– А как?.. – начал было Ярослав, но черниговский князь загадочно улыбнулся и прервал его нетерпеливо:
– Все завтра обскажу, а теперь спать пора.
Едва рассвело, как дружины уже приступили к завтраку. Перекусили быстро, после чего спешно собрались и стали одна за другой переправляться уже через Правую Губу. Брод сыскался почти напротив переправы через Левую, верстах в четырех от города.
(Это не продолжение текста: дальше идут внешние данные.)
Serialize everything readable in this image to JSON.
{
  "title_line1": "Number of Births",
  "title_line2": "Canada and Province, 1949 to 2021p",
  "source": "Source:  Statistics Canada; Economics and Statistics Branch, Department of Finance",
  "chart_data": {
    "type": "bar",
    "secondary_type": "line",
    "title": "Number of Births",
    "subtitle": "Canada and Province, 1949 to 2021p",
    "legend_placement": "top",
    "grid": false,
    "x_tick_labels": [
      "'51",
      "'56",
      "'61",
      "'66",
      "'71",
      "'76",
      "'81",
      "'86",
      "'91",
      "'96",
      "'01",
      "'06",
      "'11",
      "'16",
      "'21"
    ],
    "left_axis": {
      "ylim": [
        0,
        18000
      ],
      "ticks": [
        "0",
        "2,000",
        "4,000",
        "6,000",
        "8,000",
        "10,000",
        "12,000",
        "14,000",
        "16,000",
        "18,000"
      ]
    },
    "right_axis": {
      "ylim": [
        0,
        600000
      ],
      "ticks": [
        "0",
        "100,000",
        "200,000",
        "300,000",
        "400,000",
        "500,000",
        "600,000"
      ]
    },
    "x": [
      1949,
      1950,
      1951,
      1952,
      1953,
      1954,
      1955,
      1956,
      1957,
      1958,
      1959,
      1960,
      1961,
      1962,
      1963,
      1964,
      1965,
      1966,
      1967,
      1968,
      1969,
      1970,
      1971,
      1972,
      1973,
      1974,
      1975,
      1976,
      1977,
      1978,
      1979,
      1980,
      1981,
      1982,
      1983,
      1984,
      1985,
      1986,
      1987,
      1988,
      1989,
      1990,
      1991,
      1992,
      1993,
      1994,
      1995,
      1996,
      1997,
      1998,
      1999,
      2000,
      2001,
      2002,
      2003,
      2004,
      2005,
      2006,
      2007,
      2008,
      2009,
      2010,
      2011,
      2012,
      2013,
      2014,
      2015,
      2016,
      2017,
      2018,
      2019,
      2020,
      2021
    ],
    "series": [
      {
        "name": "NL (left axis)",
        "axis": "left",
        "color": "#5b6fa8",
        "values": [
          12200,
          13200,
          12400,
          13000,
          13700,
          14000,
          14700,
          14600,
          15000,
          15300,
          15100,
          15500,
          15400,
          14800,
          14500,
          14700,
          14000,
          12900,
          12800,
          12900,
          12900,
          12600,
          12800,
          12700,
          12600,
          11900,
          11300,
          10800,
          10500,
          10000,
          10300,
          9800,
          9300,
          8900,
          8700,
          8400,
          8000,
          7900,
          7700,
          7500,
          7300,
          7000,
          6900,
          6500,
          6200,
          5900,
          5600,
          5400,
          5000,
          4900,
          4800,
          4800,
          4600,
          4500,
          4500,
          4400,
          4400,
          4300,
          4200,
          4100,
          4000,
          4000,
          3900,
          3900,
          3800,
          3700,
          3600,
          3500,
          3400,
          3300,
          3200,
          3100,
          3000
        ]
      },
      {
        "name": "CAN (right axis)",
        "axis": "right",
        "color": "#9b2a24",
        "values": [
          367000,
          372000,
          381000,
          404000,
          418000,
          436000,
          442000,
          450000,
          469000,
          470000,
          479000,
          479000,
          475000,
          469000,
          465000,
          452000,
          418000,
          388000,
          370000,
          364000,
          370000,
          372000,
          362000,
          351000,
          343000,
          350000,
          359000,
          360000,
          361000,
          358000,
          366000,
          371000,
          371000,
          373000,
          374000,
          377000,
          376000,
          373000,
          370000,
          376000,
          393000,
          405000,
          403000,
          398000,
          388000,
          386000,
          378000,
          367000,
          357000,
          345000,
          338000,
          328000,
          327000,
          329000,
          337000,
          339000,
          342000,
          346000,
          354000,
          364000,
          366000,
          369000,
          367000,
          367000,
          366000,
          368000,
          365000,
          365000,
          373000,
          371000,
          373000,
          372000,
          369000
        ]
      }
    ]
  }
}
Ярослав думал, что часть конницы останется сторожить, пока не перейдет реку пешая рать, но Мстислав, не мешкая ни секунды, сразу повел полки вдаль, пояснив на ходу свой план:
– Теперь ты все понял?
– То-то я дивлюсь, чего это у нас так воев поубавилось, особенно у тебя, княже, – заулыбался повеселевший Ярослав.
– Рязанец думает, что самый хитрый, – заметил Мстислав. – Пусть думает.
Расчет черниговского князя был прост, но коварен.
Увидев, что конные дружины врага удалились на достаточное расстояние, Константин не выдержал и велел открыть городские ворота, чтобы помешать переправляться пешей рати. С собой в лихой кавалерийский наскок он взял всех тех, кто был под рукой, то есть полторы с лишним сотни.
Поначалу все шло как нельзя лучше. Неопытные ратники, привычные больше к плугу, сохе, косе и лопате, как очумелые кубарем катились назад, в теплые воды мелководной Левой Губы в поисках спасения.
Но Гремислав, как выяснилось, нашел еще одну переправу через Правую, и переправа эта была намного ближе к городу, всего в полуверсте от него. Ночью он скрытно перебросил на густо заросший ивами, ракитами и орешником берег целую тысячу. Увлекшись, Константин упустил момент, когда еще можно было бы попытаться чего-либо сделать, а когда опомнился, то на пологий берег реки выходили последние сотни неприятельской конницы.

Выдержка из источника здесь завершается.